My radiation treatments began in the fall and ended in winter. During my treatments, I began attending weekly chapel services there in the hospital, given by Rev. Percy McCray. At the first service, Rev. Percy gave a sermon entitled, "But for the Grace of God." Immediately, I experienced a spiritual vortex of energy permeating the room. I felt like I had "returned to grace" and that my diagnosis of breast cancer was an amazing gift, an experience bringing me closer to God. Facing my immortality and mortality were issues that had to be acknowledged. All fears and concerns had come out of the closet and had to be activated by the light and grace of God.

During the time of my radiation treatment, I decided to check out the chemotherapy infusion center. Chemotherapy was a treatment that was not on my wish list, because I was troubled by possible side effects of the drugs used in chemotherapy. My fears were calmed as I walked through the infusion center. I became keenly aware of the kind, sensitive staff caring for the patients. My oncologist, Dr.
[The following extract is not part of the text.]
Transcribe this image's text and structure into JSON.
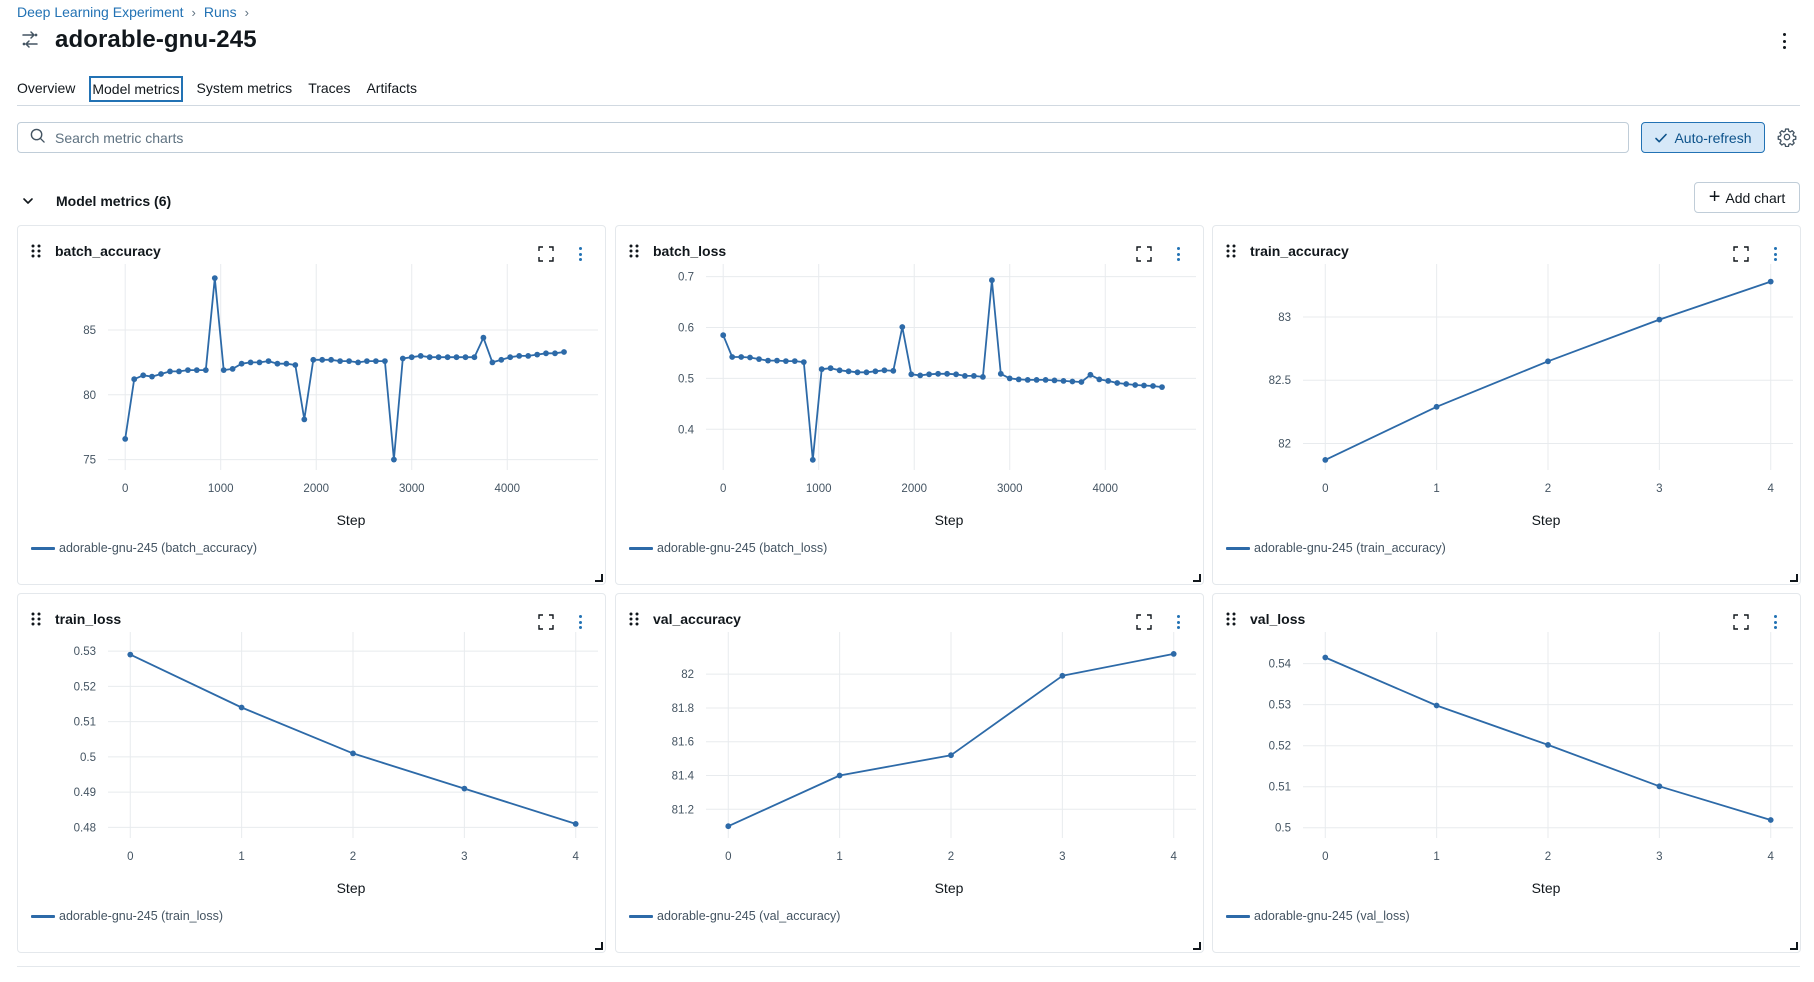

Granick, and his physician assistant Larry Wiggins, allowed me to voice my concerns during the process and monitored me very carefully. Nausea was addressed by herbal teas, and my nutritionist offered creative menus so I could tolerate food. Sensitive chaplains were involved in my care and took the time to really listen.
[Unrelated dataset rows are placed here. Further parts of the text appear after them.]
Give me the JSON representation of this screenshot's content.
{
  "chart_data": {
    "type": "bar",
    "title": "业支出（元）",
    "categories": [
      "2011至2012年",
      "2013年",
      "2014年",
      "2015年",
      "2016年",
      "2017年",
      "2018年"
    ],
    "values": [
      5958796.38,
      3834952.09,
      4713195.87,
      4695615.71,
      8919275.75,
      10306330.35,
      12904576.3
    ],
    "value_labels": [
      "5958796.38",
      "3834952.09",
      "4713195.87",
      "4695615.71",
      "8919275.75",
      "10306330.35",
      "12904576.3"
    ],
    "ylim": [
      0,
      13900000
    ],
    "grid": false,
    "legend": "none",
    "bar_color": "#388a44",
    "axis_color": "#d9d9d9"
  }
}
My chemotherapy treatments started in spring and ended in summer. I purposely scheduled my appointments so I wouldn't miss Rev. McCray's sermons on Wednesday mornings. "But for the grace of God" and this man of God, Rev. Percy McCray, I have been so blessed. A quickening of my healing by the Holy Spirit was evident in the midst of my treatments. My faith had been activated. When I felt weak, I became strong. When I was sad, I became happy. God speaks in miraculous ways through Rev. McCray that opens my heart, gives me hope, and validates my existence.

It became evident that I had to do whatever it would take to eradicate this disease. I rented a lovely apartment from a caring couple in Zion. I am thankful for four seasons of healing: fall, winter, spring, and summer. Having completed a second experience of breast cancer, it is time to get on with my life, knowing that I have been cleansed and healed. I have a new bounce in my step and am looking forward to helping others with challenges that sometimes seem insurmountable. I have been infused with the Holy Spirit -- "But for the Grace of God!"